Britain’s New Centrist Party Needs Electoral Reform

There is room in the middle of British politics. The problem is the first-past-the-post system.

London England
Aerial view of Big Ben and Westminster Abbey in London, England (Unsplash/Ricardo Frantz)

Britain’s youngest political party is growing. The Independent Group (TIG) has attracted eight lawmakers from Labour and three from the Conservatives. A ninth Labour member of Parliament, Ian Austin, has left his party but not (yet) joined the new centrist group.

Polls give TIG between 8 and 14 percent support.

Challenges

The group, which is not officially a party yet, faces two challenges:

  1. Writing a coherent platform that unites left- and right-wing views.
  2. Overcoming Britain’s first-past-the-post system.

I suspect the first will be easier than critics on the left and right allow. TIG’s statement of principles hints at a middle-of-the-road, liberal, social democratic program that could be broadly popular.

The second is the real hurdle. In 2010, the Liberal Democrats won 23 percent of the vote but only 9 percent of the seats in Parliament. Labour, by contrast, won almost 40 percent of the seats with only 29 percent of the vote.

BuzzFeed has calculated that a party of the 48 percent who voted to remain in the EU in 2016 would win just 35 percent of the seats, so distorted is Britain’s electoral system.

With Labour careering far to left and the Conservatives wholly embracing Brexit, there is clearly room for a party in the middle of British politics.

But without electoral reform, it will be hard for TIG, or any third party, to break through.

Arguments for reform

Defenders of the first-past-the-post system argue it makes Britain more governable, as it typically produces strong majorities for the ruling party.

Except in the last three elections.

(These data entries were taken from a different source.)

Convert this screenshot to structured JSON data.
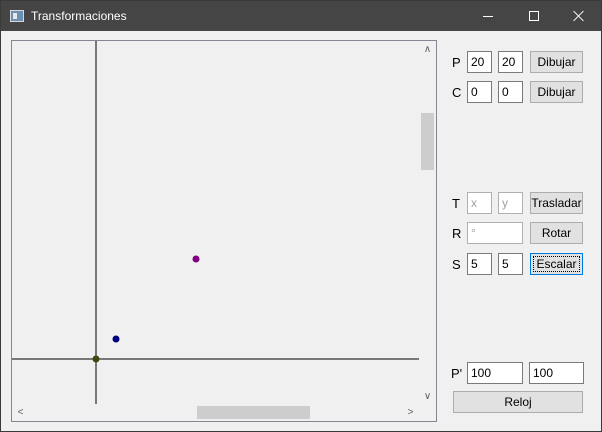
{
  "window": {
    "title": "Transformaciones"
  },
  "controls": {
    "p": {
      "label": "P",
      "x": "20",
      "y": "20",
      "button": "Dibujar"
    },
    "c": {
      "label": "C",
      "x": "0",
      "y": "0",
      "button": "Dibujar"
    },
    "t": {
      "label": "T",
      "x_placeholder": "x",
      "y_placeholder": "y",
      "button": "Trasladar"
    },
    "r": {
      "label": "R",
      "placeholder": "°",
      "button": "Rotar"
    },
    "s": {
      "label": "S",
      "x": "5",
      "y": "5",
      "button": "Escalar"
    },
    "p_prime": {
      "label": "P'",
      "x": "100",
      "y": "100"
    },
    "clock_button": "Reloj"
  },
  "plot": {
    "axis_color": "#000000",
    "points": [
      {
        "name": "origin-point",
        "color": "#3a4a10"
      },
      {
        "name": "point-c",
        "color": "#000080"
      },
      {
        "name": "point-p",
        "color": "#800080"
      }
    ]
  }
}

And in 1974. And 1964. And 1950.

If first-past-the-post really provided stability, Britain wouldn’t have had so many snap elections. In the sixty years since the end of World War II, it has actually had about as many elections as multiparty Belgium, Germany and the Netherlands.

And if stability is what you want, why stop at two parties? One-party systems are the most stable in the world — until, of course, they aren’t.

Another argument is that coalition governments are indecisive, but most of the time voters want their country “tweaked but not turned upside down,” as political commentator Janan Ganesh has argued.

Two-party systems can veer from one extreme to another. Multiparty democracies generally have more consistent policies, which allows businesses and citizens to plan ahead.

Elections in a two-party system are an all-or-nothing contest where the losing side will feel completely powerless for four or five years. This can make it harder to govern if the winning party has a small majority; unable to make deals with other parties, it can be held hostage by its own hardliners. That it what’s happened in the Conservative Party over Brexit.

Finally, two-party systems encourage polarization. They delude voters into thinking there are only two sides to every issue and they force them to pick a team. We can see this most clearly in the United States, where voters choose a party and then assume its beliefs, rather than the other way around. In multiparty systems, voters are less loyal to their parties and more true to their beliefs.